Nous pouvons nous sentir dépassés par toutes les qualités d’un bouddha, mais au moins pour ce qui est des qualités de quelqu’un comme Sa Sainteté le Dalaï-Lama, nous pouvons les observer directement, et en retirer une grande inspiration. Puisqu’il a été possible à quelqu’un comme lui d’atteindre ce niveau de réalisation, et considérant que la nature de l’esprit est pure et qu’elle possède de telles potentialités, il n’y a aucune raison pour que nous ne puissions en faire autant. Il n’y a aucune raison pour que tout le monde n’y arrive pas. Il est certain que ce sera beaucoup de travail, mais il est possible d’aller dans cette direction, et cela en vaut la peine. Si le Dalaï-Lama était l’équivalent du Bouddha, certains des grands lamas qui enseignent actuellement – et n’ont peut-être pas toutes les qualités du Dalaï-Lama mais en ont quelques-unes – formeraient l’équivalent du Sangha. Ces grands lamas aussi sont une grande source d’inspiration. 

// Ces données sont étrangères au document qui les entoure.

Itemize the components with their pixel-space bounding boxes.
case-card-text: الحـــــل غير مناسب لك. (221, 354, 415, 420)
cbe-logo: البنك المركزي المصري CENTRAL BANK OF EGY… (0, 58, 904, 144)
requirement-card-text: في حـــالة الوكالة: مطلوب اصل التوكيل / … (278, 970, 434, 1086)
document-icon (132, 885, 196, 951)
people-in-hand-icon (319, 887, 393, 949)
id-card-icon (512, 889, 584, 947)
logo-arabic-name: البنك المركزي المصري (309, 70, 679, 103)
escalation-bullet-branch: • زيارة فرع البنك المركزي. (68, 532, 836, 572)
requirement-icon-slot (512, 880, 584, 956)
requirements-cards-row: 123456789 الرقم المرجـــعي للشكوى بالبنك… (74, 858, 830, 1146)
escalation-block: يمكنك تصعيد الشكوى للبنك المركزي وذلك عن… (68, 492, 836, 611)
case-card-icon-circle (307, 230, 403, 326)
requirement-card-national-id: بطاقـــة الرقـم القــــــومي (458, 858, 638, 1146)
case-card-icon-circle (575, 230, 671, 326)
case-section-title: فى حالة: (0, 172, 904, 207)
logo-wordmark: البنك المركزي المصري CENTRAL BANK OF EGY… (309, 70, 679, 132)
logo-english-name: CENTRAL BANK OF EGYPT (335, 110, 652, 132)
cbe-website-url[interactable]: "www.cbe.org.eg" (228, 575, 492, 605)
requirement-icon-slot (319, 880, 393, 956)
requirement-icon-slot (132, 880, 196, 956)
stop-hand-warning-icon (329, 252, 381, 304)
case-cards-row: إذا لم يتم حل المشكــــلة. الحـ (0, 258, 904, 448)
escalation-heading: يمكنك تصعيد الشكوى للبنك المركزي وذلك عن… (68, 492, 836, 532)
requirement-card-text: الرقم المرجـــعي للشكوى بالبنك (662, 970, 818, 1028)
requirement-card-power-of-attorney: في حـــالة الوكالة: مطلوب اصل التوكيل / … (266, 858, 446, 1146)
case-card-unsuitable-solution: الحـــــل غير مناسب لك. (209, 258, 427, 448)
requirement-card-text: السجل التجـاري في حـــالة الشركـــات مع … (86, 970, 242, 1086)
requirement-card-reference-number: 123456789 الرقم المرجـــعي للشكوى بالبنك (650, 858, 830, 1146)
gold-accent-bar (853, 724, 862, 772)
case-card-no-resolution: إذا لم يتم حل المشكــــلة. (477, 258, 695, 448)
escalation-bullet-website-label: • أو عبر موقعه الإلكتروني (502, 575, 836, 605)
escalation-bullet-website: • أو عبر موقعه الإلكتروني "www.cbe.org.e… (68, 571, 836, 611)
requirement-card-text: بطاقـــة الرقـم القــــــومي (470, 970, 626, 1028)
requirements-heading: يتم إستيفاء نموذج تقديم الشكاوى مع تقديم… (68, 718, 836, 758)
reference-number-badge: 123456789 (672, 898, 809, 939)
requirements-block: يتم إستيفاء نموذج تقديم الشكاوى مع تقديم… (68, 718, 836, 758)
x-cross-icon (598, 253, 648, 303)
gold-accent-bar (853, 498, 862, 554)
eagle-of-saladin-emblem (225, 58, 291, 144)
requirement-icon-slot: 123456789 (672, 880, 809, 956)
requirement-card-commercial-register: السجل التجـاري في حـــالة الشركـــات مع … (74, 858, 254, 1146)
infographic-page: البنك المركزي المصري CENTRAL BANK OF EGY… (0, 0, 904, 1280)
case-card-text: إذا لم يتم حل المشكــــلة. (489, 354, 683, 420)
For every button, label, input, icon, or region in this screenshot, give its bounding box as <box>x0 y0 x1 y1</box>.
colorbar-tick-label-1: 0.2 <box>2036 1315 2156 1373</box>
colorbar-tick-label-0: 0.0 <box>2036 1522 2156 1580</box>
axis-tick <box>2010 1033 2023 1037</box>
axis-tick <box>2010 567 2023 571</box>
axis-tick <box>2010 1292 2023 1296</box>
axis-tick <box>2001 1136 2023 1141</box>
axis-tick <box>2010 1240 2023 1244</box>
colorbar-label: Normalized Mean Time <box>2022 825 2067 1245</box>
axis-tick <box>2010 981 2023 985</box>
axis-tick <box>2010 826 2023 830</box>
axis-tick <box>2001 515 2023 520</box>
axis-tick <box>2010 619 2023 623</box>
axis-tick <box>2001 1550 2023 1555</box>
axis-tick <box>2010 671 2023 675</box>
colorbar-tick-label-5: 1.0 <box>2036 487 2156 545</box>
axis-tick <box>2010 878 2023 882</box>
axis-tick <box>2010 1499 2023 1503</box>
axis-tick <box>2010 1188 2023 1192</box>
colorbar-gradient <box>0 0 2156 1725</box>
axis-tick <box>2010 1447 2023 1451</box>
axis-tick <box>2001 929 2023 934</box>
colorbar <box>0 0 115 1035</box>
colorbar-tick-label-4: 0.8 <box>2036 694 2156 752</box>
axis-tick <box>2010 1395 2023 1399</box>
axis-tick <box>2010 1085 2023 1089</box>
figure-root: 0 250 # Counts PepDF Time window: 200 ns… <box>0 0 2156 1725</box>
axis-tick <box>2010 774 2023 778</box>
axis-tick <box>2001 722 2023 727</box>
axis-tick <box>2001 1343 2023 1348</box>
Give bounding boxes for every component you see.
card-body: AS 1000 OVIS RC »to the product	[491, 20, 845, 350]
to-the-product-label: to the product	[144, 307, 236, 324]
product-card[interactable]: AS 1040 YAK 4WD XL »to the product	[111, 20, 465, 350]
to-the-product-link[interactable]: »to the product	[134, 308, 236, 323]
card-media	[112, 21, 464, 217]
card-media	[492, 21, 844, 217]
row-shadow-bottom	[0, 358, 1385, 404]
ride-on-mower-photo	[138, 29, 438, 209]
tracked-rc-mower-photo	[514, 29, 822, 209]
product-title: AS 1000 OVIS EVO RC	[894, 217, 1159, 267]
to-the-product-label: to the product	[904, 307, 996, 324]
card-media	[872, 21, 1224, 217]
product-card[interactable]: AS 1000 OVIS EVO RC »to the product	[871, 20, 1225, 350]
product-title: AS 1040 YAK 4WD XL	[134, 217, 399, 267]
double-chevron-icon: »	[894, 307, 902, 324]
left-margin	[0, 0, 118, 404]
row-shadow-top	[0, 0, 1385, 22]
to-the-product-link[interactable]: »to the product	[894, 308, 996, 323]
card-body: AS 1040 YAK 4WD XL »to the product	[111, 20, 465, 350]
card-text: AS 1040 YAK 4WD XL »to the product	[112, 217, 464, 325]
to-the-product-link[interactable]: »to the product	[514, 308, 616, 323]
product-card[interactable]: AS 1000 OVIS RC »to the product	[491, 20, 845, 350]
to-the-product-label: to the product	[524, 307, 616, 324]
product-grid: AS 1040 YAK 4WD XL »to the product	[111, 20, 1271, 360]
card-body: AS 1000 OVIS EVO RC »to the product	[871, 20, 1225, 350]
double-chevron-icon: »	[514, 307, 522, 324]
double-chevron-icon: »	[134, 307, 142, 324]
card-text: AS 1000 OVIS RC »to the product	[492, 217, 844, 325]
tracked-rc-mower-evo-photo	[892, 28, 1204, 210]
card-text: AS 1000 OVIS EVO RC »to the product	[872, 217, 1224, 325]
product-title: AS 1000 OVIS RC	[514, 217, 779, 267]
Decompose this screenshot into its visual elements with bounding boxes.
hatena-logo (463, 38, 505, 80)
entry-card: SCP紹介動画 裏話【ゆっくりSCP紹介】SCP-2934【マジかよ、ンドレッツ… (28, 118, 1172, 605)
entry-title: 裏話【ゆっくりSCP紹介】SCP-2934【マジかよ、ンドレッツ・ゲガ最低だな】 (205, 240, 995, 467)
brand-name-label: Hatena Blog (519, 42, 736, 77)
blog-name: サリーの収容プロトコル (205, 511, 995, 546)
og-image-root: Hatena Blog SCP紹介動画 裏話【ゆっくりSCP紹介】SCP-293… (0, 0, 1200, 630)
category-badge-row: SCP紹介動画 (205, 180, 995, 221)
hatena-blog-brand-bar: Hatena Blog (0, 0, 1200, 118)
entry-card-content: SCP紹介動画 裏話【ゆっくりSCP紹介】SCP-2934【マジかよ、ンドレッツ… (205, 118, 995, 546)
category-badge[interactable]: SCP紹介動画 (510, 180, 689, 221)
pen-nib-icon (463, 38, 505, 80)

Mais qu’ont-ils en commun, le Dalaï-Lama et ces autres grands maîtres ? Ils se sont débarrassés, à différents degrés, de la colère, de l’avidité, de la haine, de la jalousie, et de toutes ces sortes de choses. Ils ont développé d’immenses qualités positives telles que la compréhension, la compassion, la patience, etc. Nous voyons les différents grades qui peuvent être atteints en observant ces différents lamas. C’est, comme je l’ai dit, un exemple beaucoup plus vivant (si nous avons accès à eux) que de penser simplement au Bouddha ou à Milarépa, ou à d’autres exemples historiques avec qui il est sans doute plus difficile de s’identifier. Nous trouvons sans doute que ce sont de bonnes histoires, mais croyons-nous vraiment que quelqu’un comme eux a pu exister ? Nous lisons que Gourou Rinpotché est né dans une fleur de lotus… y croyons-nous vraiment ? Nous avons sûrement du mal... Mais à la place, nous pouvons porter notre attention sur l’absence de qualités négatives et la présence de qualités positives telles qu’elles sont exemplifiées par le Dalaï-Lama et ces grands maîtres qui sont comme le Bouddha et le Sangha, ici-même et en ce moment-même. Nous prenons conscience que nous sommes capables de faire comme eux : voilà le Dharma, nous voyons que les vraies cessations et les vraies voies de l’esprit sont des buts atteignables. Alors nous voyons que nous pouvons les atteindre, et cela nous montre une direction sûre, stable et pleine de sens à donner à notre vie.

Le refuge, une direction sûre dans la vie quotidienne

Que signifie, sur le plan pratique, orienter sa vie dans la direction du Bouddha, du Dharma et du Sangha ? Cela signifie travailler sur soi en permanence. Cela signifie, par exemple, que nous sommes de plus en plus conscients des moments où nous sommes mécontents, où nous nous mettons en colère et où nous agissons de manière égoïste. Ce sont des choses que nous remarquons. Mais cela ne veut pas dire que nous soyons ensuite sévères avec nous-mêmes et que nous nous punissions nous-mêmes en nous disant : « Je suis nul » ou « je suis épouvantable parce que je me suis encore mis en colère ». Ce n’est pas du tout ce que nous pensons ! Mais nous ne pensons pas non plus l’autre extrême en banalisant : « Ça fait partie des choses normales », car dans ce cas cela montrerait que nous prenons note de notre réaction tout en nous disant : « Et alors ? Je vais rester comme je suis ». Ce n’est pas cela non plus. Par contre, le seul fait de prendre conscience de nos émotions perturbatrices, et de les considérer comme des choses dont nous voulons nous débarrasser, leur enlève de la force. 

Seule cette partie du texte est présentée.